Postal Appropriations on Hold, But Mailers Are Hopeful
However, the legislation is being held up after lawmakers expressed concern over a provision that would give the chairs of the House and Senate Appropriations committees and their assistants the authority to access the income tax returns of any American. The Senate passed a resolution deleting the provision last month, while the House is likely to strip out the provision when lawmakers return to Washington today. Once fixed, President Bush is expected to sign the bill into law.
The postal service's rate increase in 2006 could have been much higher had the appropriations legislation not included postal funding. The omnibus bill includes language from S. 2806, the Senate Transportation, Treasury, and General Government Appropriations Act, includes $507 million for emergency preparedness, $61.7 million for free mail for the blind and overseas voting materials and $29 million as part of the Revenue Forgone Reform Act of 1993. This debt repayment would be the 12th of 42 payments on more than $1.2 billion owed to the USPS.
The earlier House bill and the Bush administration's budget plan included nothing for emergency preparedness and revenue forgone.
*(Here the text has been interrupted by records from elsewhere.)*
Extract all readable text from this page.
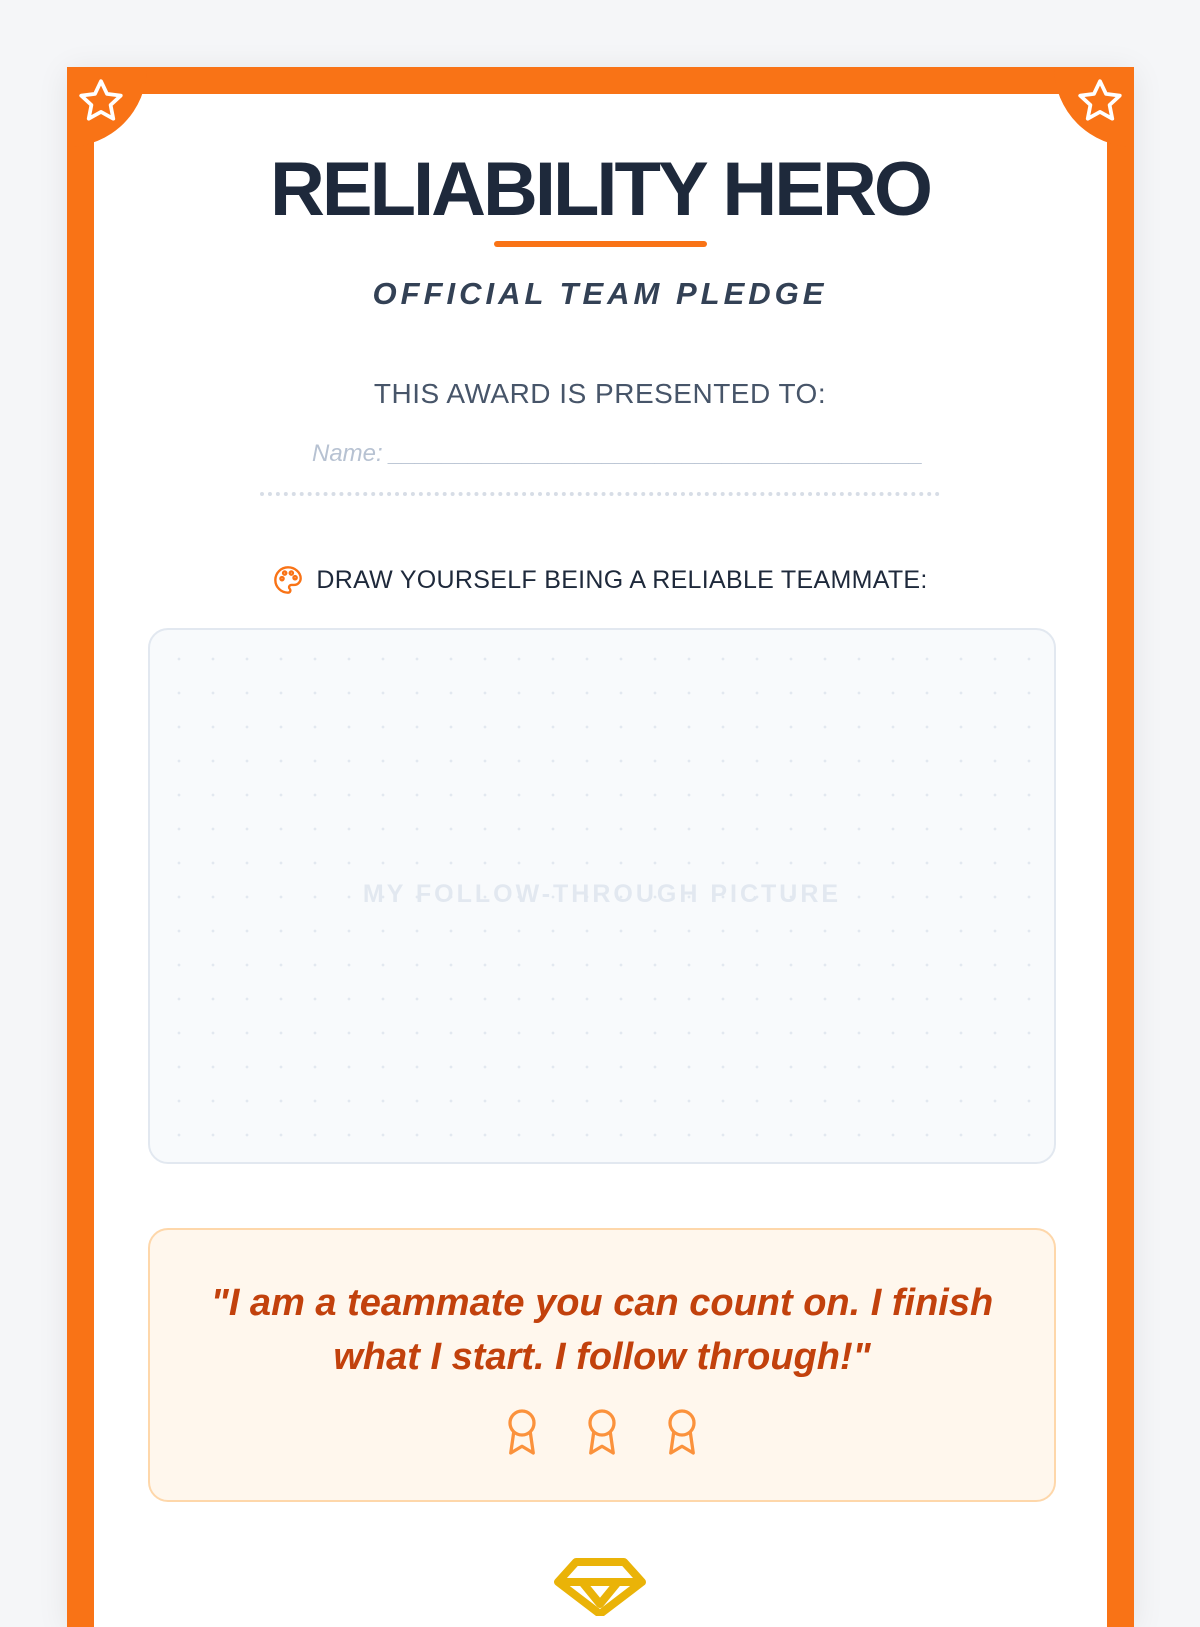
RELIABILITY HERO
OFFICIAL TEAM PLEDGE
THIS AWARD IS PRESENTED TO:
Name: ________________________________________
DRAW YOURSELF BEING A RELIABLE TEAMMATE:
MY FOLLOW-THROUGH PICTURE
"I am a teammate you can count on. I finish what I start. I follow through!"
The legislation differs from what postmaster general John E. Potter asked for at a subcommittee hearing in February: $780 million for emergency preparedness, $29 million for revenue forgone and $75.9 million for free mail for the blind and overseas voting materials. Postal officials have said the $507 million will cover the postal service's prior-year emergency preparedness expenses. The USPS Board of Governors is scheduled to vote this week on its final fiscal year 2006 appropriations request.
If money had not appropriated, postal officials would have needed to increase rates even more in 2006. Kimberly Weaver, manager of government liaisons at the USPS, could not specify how the appropriated money will affect the increase.
"So many other [factors] come into play when the rate case is put together," she said.
The amount of any rate increase still remains uncertain and is contingent greatly upon postal reform legislation that Congress failed to pass this year. That legislation would repeal a provision requiring that money owed to the USPS because of an overpayment into the Civil Service Retirement System fund be held in an escrow account. The repeal would free up $78 billion over 60 years, letting the postal service pay off debt to the U.S. Treasury, fund its healthcare liabilities and mitigate rate increases.
If that money isn't released, postal officials have said they will seek a double-digit rate increase for 2006. Some industry sources say the increase could be 12 percent for First-Class mailers, while Periodical publishers could face an increase of 18 percent to 22 percent. Direct mailers' increase would be somewhere in the middle.
The reform legislation also would return responsibility for funding CSRS pension benefits related to the military service of postal retirees -- a $27 billion obligation -- to the Treasury Department. No other federal agency has to make this payment.
One reason that postal reform failed to pass is because it lacked White House support. In a Nov. 10 memo to lawmakers, the administration stated, "Both the House and Senate bills fail to meet the president's reform principles."
The mailing industry, however, still has hopes that the legislation will be reintroduced and passed next year.
Also in last month's lame-duck session, the Senate approved the nominations of James Miller III to serve on the USPS Board of Governors and Dawn A. Tisdale to serve on the Postal Rate Commission. Miller's term expires Dec. 8, 2010. Tisdale will serve on the PRC until November 2006.